Autor de bem-sucedida série sobre
o Brasil nos anos 1800, escritor volta a se debruçar sobre a história do país,
abordando a escravidão em nova trilogia. Em entrevista, ele defende uma segunda
abolição.
A primeira obra da nova trilogia
do autor Laurentino Gomes, intitulada Escravidão, será lançada no
começo de setembro e vai abordar desde o primeiro leilão de escravos africanos
enviados às Américas no século 16 até a morte de Zumbi dos Palmares, em 20 de
novembro de 1695.
"O Brasil foi o país no
hemisfério que mais resistiu a abolir o tráfico negreiro e o que mais tempo
demorou a abolir a própria escravidão. Mas, quando você olha os livros de
história no Brasil, a escravidão aparece como se fosse um assunto quase
secundário. O termo não aparece com a importância que teve", comentou
Laurentino Gomes em entrevista à DW Brasil.
Para o autor, a discussão em
torno da escravidão, assim como outros temas polêmicos, está saturada de
opiniões inconsistentes dos pontos de vista histórico e científico.
"O grande problema é que o
debate carece de racionalidade, porque está baseado em opiniões aleatórias,
preconceituosas, sem fundamento, com o objetivo de manipular o público em favor
de projetos muito bem alicerçados que estão sendo implantados de forma rápida
no Brasil, envolvendo direitos sociais, trabalhistas, a proteção do meio ambiente.
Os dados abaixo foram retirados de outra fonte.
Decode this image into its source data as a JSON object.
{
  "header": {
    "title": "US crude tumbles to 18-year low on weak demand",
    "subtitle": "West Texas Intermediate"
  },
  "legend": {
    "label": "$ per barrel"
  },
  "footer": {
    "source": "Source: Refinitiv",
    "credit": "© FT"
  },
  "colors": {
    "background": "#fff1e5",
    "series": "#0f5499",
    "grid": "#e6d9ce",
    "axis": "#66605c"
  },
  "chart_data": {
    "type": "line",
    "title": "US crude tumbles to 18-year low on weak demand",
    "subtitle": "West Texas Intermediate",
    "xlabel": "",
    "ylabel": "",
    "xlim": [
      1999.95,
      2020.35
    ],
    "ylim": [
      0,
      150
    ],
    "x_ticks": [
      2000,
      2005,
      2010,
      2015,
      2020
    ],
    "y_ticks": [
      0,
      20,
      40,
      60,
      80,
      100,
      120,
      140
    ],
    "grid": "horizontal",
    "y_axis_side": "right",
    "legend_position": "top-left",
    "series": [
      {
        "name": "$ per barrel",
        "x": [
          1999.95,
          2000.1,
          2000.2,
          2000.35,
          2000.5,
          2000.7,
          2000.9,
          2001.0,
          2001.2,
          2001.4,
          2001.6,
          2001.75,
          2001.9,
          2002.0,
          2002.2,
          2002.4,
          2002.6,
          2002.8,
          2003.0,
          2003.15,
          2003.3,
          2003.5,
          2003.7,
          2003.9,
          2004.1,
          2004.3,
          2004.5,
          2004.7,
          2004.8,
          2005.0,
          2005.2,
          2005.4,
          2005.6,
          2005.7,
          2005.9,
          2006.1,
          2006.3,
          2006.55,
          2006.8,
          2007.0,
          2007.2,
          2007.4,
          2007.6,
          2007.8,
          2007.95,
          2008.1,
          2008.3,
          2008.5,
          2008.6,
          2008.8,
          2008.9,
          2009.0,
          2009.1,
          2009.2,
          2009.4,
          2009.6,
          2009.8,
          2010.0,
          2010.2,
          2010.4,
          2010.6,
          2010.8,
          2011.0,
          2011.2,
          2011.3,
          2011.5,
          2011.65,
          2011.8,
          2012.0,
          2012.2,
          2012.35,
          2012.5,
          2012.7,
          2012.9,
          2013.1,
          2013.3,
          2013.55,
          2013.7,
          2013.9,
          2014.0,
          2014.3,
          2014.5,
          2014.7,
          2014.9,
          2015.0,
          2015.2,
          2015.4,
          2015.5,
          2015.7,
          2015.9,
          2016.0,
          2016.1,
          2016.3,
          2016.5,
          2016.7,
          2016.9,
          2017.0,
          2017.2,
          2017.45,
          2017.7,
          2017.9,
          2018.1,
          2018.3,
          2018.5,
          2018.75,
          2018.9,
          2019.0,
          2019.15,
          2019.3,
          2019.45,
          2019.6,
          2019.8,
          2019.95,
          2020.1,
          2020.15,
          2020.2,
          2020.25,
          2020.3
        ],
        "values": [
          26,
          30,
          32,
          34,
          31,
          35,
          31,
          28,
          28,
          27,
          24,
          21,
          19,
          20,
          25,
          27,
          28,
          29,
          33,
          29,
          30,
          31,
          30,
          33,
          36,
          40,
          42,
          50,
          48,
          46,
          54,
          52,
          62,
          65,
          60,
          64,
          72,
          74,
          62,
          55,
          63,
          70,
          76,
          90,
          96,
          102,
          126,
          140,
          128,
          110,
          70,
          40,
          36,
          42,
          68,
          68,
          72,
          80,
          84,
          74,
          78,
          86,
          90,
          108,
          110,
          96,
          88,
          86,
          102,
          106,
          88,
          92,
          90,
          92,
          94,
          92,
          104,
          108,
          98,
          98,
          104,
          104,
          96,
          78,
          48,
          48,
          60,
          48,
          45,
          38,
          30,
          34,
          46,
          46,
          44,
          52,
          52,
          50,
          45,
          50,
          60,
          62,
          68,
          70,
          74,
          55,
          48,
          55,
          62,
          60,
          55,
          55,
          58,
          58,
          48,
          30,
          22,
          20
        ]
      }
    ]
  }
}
O meu livro chega para infundir alguma racionalidade no meio disso tudo",
afirma.
Ainda sobre o momento
atual, Laurentino
Gomes defende o que chama de uma segunda abolição, fruto das
desigualdades sociais brasileiras. Segundo dados do Atlas da Violência deste
ano, 75% das vítimas de homicídio no país são negras.
"Vivemos um regime de
exclusão, com uma elite pequena, que se beneficia dos recursos públicos, que
consome, e do outro lado uma massa enorme de excluídos. Esse é um legado da
escravidão que precisa ser combatido", diz.
Sua trilogia anterior
(1808-1822-1889) ficou caracterizada pela linguagem acessível, o que
motivou grande interesse do público pela história do Brasil. A fórmula se
repetiu ao lidar com a escravidão?
Repeti esse processo, mas o livro
guarda outras alterações, a começar pela capa. Os subtítulos são mais sóbrios,
algo que na trilogia anterior era mais provocativo, com o intuito de capturar
um leitor não habituado à história do Brasil. Nesse livro, esses fatores são
mais circunspectos, porque o assunto assim exige. Uso curiosidades, com
personagens surpreendentes, que os leitores provavelmente desconhecem, mas
também me arrisco a fazer mergulhos mais profundos, explicando os alicerces da
escravidão, as origens, a economia do açúcar que se instala na América depois
da expansão portuguesa e espanhola. Essa mistura precisa ser muito cuidadosa:
não se pode ficar apenas em curiosidades, porque o livro poderia ser
superficial, mas também não é o caso de fazer algo extremamente profundo,
porque já existe uma literatura acadêmica fazendo isso.
O senhor costuma dizer que é
impossível entender o Brasil de hoje sem conhecer nossas raízes na África. O que a pesquisa para essa trilogia lhe revelou e que também pode impactar o público?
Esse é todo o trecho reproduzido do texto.